Proposition:  With 85 essays, most of them brief, reading about one per day skipping a few upcoming holidays, we should be able to get through them by inauguration day.  I don't know about you, but I need a project that helps focus me on the original positive purpose for the establishment of these united states, that reminds me of the value inherent in a "government of laws and not of men," and that is on-going through what is left of the campaign, the election, and its results.  I invite you to read along with me and share your thoughts in the comments.  This links the full text of The Federalist Papers freely available on line- thank you Project Gutenberg.  

Caveat:  Please be warned, this is my blog. I write what I think here. I am issuing an invitation for reflection on and engagement with a classic work.  This is a space for civil discourse, and what is civil is determined by me.  If your comments are false, excessively whiny, or unkind I will delete them. 

And with the housekeeping out of the way, let's start with Hamilton's first essay. 

...it seems to have been reserved to the people of this country, by their conduct and example, to decide the important question, whether societies of men are really capable or not, of establishing good government from reflection and choice, or whether they are forever destined to depend, for their political constitutions, on accident and force.
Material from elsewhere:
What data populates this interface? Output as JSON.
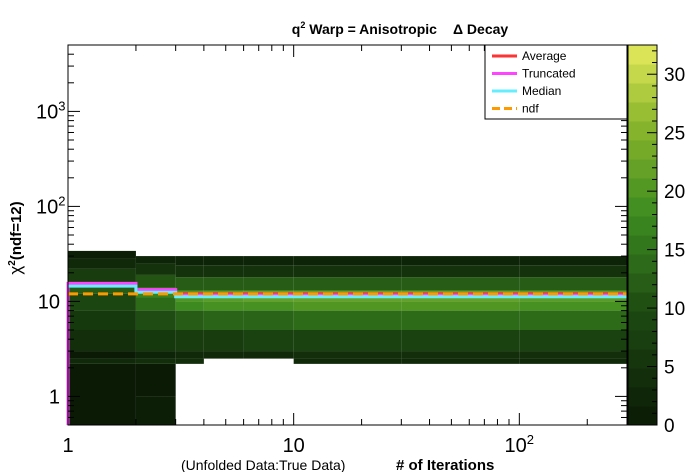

If there by any truth in the remark, the crisis, at which we are arrived, may with propriety be regarded as the era in which that decision is to be made; and a wrong election of the part we shall act, may, in this view, deserve to be considered as the general misfortune of mankind. 

It is striking how seriously Hamilton takes the responsibility of the ratification process towards the future. One must wonder what he would think of the ability of our present society to embody good government, but his point here, I believe, is whether imperfect people can create a government that is better than they are.
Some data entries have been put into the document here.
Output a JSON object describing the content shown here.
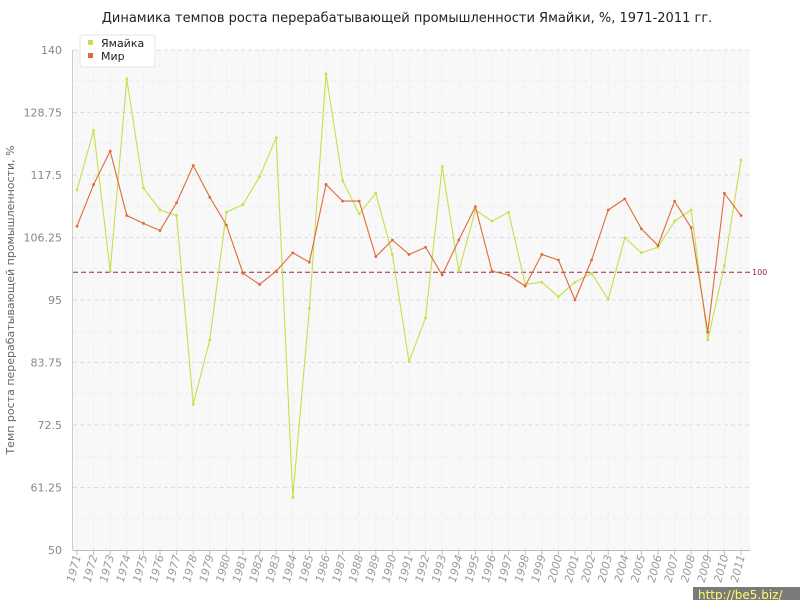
{
  "chart_data": {
    "type": "line",
    "title": "Динамика темпов роста перерабатывающей промышленности Ямайки, %, 1971-2011 гг.",
    "xlabel": "",
    "ylabel": "Темп роста перерабатывающей промышленности, %",
    "ylim": [
      50,
      140
    ],
    "yticks": [
      "50",
      "61.25",
      "72.5",
      "83.75",
      "95",
      "106.25",
      "117.5",
      "128.75",
      "140"
    ],
    "categories": [
      "1971",
      "1972",
      "1973",
      "1974",
      "1975",
      "1976",
      "1977",
      "1978",
      "1979",
      "1980",
      "1981",
      "1982",
      "1983",
      "1984",
      "1985",
      "1986",
      "1987",
      "1988",
      "1989",
      "1990",
      "1991",
      "1992",
      "1993",
      "1994",
      "1995",
      "1996",
      "1997",
      "1998",
      "1999",
      "2000",
      "2001",
      "2002",
      "2003",
      "2004",
      "2005",
      "2006",
      "2007",
      "2008",
      "2009",
      "2010",
      "2011"
    ],
    "series": [
      {
        "name": "Ямайка",
        "color": "#c5e04a",
        "values": [
          114.8,
          125.5,
          100.2,
          134.8,
          115.2,
          111.2,
          110.2,
          76.2,
          87.8,
          110.8,
          112.2,
          117.2,
          124.2,
          59.5,
          93.5,
          135.7,
          116.5,
          110.5,
          114.2,
          103.2,
          83.9,
          91.8,
          119.0,
          100.2,
          111.2,
          109.2,
          110.8,
          97.8,
          98.2,
          95.6,
          98.2,
          99.8,
          95.1,
          106.2,
          103.5,
          104.5,
          109.2,
          111.2,
          87.8,
          101.2,
          120.2
        ]
      },
      {
        "name": "Мир",
        "color": "#e06a3a",
        "values": [
          108.3,
          115.8,
          121.8,
          110.2,
          108.8,
          107.5,
          112.5,
          119.2,
          113.5,
          108.5,
          99.8,
          97.8,
          100.2,
          103.5,
          101.8,
          115.8,
          112.8,
          112.8,
          102.8,
          105.8,
          103.2,
          104.5,
          99.5,
          105.8,
          111.8,
          100.2,
          99.5,
          97.5,
          103.2,
          102.2,
          95.0,
          102.2,
          111.2,
          113.2,
          107.8,
          104.8,
          112.8,
          108.0,
          89.2,
          114.2,
          110.2
        ]
      }
    ],
    "reference_line": {
      "value": 100,
      "label": "100",
      "color": "#9a2a35"
    },
    "legend": {
      "position": "top-left"
    },
    "grid": true
  },
  "watermark": "http://be5.biz/"
}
It is notable, too, that he begins his consideration not with the arguments for, but instead with the obstacles to passage of the new Constitution:

the obvious interest of a certain class of men in every State to resist all changes which may hazard a diminution of the power, emolument and consequence of the office they hold...  and the perverted ambition of another class of men, who will either hope to aggrandise themselves by the confusions of their country...

Time and writing styles have changed, but apparently "men" have not, a strangely comforting thought. Blaming men, Hamilton continues, for their biases is a dishonest point of view. These men likely have honorable intentions and are simply making "errors of mind led astray by preconceived jealousies and fears."  There are so many reasons that a "wise and good man" can be wrong, he essentially writes. How elegant to apparently argue your opponent's honor, attributing his opposition only to misunderstanding, and to uncertainty that those who "advocate the truth" aren't motivated by greed, personal hatred or party politics. He paves the way for the role of the essays that will follow in attributing to his opponents the possibility of being influenced by them.

Hamilton is aware of the passion both sides feel in the debate over ratifying the Constitution and he counsels 

nothing could be more illjudged than that intolerant spirit, which has, at all times, characterised political parties... they will mutually hope to evince the justness of their opinions, and to increase the number of their converts by the loudness of their declamations, and by the bitterness of their invectives.

Ratification in this context is about agreeing to a system of government with centralized powers, something still objected to by some today. Hamilton here makes his point of view clear:

The vigour of government is essential to the security of liberty...

I hope that I will have some reading companions to accompany me on this journey.  Assuming that I do, what were your thoughts on reading the first paper?